I know this because, though not generally famed for my Irish Republican sympathies, it's how I felt myself at the end of its 90 harrowing minutes. James Nesbitt was heartbreakingly convincing as MP Ivan Cooper; the wobbly camerawork, the grainy film, the choppy cutting made it feel all the more tense, realistic and terrifying as a peaceful march gave way to chaotic blood-bath.

But for me, this carefully contrived verisimilitude was precisely what made the project so vilely irresponsible, arrogant and wrongheaded. Everything about it screamed: 'This is the truth. This is what happened.' But if it were really so simple and clear cut, how come we're stumping up £200 million of tax payers' money to hear dozens and dozens of conflicting witnesses argue the toss?

And another reason for loathing Greengrass's bravura shit-stirring exercise is that it leaves me with less space to rave about Conspiracy (BBC 2, Friday). You might have thought that, during the last 60 years, the Holocaust had been covered from every possible angle. But this dramatisation of the meeting at the palatial residence in Wannsee outside Berlin in which General Heydrich and other leading Nazis thrashed out the details of the Final Solution over fine wines and buffet snacks, offered one of the best insights I have ever seen into that old cliché, the banality of evil.

SS uniforms apart, these men might easily have been a bunch of dreary businessmen gathered for a rather pointless conference weekend: uneasy banter, feeble jokes, anxious jostlings for precedence, remarks about the wine and the weather.
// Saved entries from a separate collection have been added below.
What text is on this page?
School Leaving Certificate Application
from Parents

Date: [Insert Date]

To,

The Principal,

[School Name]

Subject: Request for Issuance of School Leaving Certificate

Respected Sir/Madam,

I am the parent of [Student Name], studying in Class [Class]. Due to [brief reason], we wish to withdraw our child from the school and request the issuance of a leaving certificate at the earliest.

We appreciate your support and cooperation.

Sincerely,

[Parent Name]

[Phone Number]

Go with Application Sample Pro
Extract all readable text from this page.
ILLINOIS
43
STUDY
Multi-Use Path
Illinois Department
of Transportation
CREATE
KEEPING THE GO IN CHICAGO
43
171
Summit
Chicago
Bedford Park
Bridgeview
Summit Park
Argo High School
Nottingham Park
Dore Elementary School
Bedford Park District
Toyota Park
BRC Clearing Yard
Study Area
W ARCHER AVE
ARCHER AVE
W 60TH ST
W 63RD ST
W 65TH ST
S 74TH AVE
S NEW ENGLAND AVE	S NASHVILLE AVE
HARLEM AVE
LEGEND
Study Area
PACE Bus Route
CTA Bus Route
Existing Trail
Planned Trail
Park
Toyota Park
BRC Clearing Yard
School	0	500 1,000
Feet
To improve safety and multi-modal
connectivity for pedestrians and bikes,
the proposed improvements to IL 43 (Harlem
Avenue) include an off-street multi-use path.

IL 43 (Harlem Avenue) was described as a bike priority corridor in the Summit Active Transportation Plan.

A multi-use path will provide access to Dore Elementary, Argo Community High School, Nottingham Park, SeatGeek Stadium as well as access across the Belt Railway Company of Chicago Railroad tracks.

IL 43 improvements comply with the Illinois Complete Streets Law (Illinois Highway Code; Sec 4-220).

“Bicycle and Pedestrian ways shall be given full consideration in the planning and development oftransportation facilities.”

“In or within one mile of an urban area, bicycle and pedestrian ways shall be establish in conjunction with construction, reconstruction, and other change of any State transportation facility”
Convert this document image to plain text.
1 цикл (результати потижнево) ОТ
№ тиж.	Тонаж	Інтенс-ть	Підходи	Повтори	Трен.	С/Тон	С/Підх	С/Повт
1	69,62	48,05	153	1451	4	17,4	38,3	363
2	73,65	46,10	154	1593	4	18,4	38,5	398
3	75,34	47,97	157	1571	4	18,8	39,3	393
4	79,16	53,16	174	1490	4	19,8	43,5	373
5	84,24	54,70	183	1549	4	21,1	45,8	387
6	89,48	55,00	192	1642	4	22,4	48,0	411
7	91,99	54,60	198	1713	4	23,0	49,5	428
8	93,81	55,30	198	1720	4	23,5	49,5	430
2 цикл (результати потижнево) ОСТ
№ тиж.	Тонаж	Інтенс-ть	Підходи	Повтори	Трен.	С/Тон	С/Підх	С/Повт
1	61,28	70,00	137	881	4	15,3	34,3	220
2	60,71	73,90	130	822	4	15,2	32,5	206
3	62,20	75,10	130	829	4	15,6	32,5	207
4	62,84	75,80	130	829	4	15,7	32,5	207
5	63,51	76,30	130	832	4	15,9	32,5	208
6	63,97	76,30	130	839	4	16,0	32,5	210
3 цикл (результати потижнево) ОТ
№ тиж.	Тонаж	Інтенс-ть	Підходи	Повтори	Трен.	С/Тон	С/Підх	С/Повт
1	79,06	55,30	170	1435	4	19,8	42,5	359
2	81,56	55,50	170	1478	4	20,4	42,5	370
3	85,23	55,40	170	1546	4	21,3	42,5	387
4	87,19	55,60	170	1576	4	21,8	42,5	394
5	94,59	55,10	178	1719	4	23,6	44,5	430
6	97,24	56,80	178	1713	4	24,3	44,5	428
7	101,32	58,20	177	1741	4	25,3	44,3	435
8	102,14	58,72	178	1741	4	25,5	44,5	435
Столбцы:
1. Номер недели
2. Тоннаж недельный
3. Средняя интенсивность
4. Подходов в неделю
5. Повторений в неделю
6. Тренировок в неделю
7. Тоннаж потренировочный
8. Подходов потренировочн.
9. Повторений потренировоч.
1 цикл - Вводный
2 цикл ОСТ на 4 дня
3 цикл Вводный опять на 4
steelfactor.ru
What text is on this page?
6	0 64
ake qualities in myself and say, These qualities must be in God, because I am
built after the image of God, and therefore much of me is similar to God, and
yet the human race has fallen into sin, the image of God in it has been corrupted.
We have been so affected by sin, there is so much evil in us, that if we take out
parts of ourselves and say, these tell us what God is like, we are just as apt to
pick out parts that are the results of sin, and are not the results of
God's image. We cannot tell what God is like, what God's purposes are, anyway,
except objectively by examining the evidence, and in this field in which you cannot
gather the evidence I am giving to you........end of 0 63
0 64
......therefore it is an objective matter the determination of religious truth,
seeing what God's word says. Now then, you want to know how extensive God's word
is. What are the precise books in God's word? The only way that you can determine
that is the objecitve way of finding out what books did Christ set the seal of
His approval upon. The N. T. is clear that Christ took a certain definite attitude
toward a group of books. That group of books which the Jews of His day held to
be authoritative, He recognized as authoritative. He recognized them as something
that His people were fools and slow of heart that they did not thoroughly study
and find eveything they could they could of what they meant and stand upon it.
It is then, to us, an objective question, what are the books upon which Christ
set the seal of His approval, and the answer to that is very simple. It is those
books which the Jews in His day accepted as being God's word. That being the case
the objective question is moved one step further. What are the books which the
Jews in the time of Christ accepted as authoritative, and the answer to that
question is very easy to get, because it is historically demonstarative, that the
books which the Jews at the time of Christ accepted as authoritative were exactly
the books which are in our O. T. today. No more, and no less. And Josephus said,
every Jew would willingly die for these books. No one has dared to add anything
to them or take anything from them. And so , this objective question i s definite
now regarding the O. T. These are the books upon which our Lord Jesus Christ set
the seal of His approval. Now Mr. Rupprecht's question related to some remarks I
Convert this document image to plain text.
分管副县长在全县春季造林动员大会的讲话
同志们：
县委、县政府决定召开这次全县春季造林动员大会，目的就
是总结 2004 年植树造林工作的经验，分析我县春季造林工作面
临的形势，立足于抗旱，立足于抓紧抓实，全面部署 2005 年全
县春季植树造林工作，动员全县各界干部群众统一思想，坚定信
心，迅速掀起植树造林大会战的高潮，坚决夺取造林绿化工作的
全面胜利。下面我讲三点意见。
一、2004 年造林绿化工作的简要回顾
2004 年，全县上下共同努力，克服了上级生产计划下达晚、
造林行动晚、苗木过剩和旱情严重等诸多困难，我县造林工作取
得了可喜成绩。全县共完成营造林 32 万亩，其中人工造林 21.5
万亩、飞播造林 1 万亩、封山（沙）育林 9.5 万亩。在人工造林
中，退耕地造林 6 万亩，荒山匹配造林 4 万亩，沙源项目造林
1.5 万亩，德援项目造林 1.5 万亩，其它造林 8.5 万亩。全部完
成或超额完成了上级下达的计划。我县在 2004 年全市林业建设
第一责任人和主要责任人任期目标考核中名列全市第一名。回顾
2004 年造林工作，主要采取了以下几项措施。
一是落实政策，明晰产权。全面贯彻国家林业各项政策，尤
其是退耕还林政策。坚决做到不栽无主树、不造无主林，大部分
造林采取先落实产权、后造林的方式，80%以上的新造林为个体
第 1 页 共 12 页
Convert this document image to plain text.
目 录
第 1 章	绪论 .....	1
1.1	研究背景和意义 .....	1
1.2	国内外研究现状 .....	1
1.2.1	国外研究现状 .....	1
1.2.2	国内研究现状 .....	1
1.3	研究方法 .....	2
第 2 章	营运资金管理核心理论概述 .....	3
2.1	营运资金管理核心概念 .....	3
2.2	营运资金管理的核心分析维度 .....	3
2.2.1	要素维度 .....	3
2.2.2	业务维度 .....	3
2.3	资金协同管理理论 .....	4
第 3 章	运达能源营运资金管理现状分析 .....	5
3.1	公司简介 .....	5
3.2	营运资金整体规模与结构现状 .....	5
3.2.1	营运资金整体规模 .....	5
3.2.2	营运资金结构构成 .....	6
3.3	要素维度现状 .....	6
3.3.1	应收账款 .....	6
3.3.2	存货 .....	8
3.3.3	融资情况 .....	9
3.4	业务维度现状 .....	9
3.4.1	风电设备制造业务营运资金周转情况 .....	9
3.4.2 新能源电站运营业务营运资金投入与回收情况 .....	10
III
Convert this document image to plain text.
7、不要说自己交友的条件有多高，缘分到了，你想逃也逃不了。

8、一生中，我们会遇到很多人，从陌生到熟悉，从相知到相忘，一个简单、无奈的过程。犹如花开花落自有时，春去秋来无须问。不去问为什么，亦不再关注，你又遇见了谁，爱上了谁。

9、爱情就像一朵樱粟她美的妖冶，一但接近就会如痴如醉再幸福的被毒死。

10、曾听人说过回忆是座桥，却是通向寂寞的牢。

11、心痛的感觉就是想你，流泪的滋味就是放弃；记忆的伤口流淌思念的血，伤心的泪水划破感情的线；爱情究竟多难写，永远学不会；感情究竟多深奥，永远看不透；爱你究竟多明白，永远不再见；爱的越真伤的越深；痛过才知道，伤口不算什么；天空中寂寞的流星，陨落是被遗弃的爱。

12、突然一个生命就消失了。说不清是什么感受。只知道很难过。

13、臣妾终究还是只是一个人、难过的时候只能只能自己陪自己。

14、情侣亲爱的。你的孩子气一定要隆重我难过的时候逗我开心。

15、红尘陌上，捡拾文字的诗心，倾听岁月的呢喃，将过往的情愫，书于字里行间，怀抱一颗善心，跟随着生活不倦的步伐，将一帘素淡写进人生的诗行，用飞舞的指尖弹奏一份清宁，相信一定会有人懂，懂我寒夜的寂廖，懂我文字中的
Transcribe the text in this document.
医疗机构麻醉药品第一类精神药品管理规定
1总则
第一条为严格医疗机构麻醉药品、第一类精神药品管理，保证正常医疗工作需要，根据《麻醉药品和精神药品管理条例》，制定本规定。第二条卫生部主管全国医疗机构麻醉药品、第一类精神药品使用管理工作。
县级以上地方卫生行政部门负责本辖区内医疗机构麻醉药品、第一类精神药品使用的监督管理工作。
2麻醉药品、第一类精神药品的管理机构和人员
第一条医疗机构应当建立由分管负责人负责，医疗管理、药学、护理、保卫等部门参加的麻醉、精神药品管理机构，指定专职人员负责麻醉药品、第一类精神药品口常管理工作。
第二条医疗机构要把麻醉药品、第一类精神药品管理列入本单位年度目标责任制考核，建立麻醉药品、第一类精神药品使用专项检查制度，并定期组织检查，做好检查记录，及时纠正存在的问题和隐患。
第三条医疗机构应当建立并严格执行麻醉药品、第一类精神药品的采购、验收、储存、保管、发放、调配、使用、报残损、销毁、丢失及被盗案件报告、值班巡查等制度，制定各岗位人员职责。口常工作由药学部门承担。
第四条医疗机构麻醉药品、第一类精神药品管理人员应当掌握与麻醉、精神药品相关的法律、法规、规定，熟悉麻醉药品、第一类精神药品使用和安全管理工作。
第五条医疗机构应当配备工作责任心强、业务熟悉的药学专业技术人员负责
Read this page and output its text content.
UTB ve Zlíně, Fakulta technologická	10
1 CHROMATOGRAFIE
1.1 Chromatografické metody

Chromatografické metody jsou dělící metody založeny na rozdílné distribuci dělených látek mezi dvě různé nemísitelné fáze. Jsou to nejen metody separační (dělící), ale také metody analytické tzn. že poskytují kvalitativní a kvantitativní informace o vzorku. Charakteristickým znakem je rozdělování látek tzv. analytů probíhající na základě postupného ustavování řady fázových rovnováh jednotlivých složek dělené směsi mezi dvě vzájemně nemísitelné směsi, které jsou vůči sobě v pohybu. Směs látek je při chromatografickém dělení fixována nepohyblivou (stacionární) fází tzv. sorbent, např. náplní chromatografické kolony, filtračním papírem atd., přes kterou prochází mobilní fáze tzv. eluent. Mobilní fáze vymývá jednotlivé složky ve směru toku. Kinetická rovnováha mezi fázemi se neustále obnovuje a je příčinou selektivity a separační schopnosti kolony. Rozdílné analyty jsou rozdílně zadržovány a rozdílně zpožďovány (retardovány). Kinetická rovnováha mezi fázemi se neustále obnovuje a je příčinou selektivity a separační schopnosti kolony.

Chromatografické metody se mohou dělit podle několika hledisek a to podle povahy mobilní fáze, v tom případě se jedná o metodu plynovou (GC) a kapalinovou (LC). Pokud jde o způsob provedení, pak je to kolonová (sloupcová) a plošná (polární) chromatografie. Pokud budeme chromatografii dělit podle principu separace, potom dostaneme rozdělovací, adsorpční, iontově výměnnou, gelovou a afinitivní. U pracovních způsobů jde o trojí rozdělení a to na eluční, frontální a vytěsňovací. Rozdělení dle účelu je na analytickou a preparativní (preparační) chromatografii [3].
And for quite some time, such was the delicacy of their circumlocution, it was hard to work out what exactly they had come to discuss. Until, that is, one delegate had the temerity to translate this word 'evacuate' everyone kept using about the Jews into its proper meaning: 'eliminate'.

There were many delicious things about this magisterially scripted drama (based on Martin Luther's surviving minutes of the meeting), not least Kenneth Branagh's shimmering performance — possibly a career best — as the brisk, charismatic, charmingly ruthless and linguistically supersubtle Heydrich. In one scene, he delivered to one of his colleagues a smiling aside so ingeniously convoluted that only after a couple of beats did the colleague realise what was being said: if you don't support me, I shall have you killed by the SS.

Most satisfying of all though — at this point, you only have to think of all those sharks costing us £1,750 a day basic while they attempt to string out the Saville Inquiry — was its understanding of the true nature of the legal profession. There were two key moments. One was when the lawyers present were invited to raise their hands and almost every delegate did so. The other was when a character was asked what he had learned from studying the law. It has made me distrustful of language,' he replied.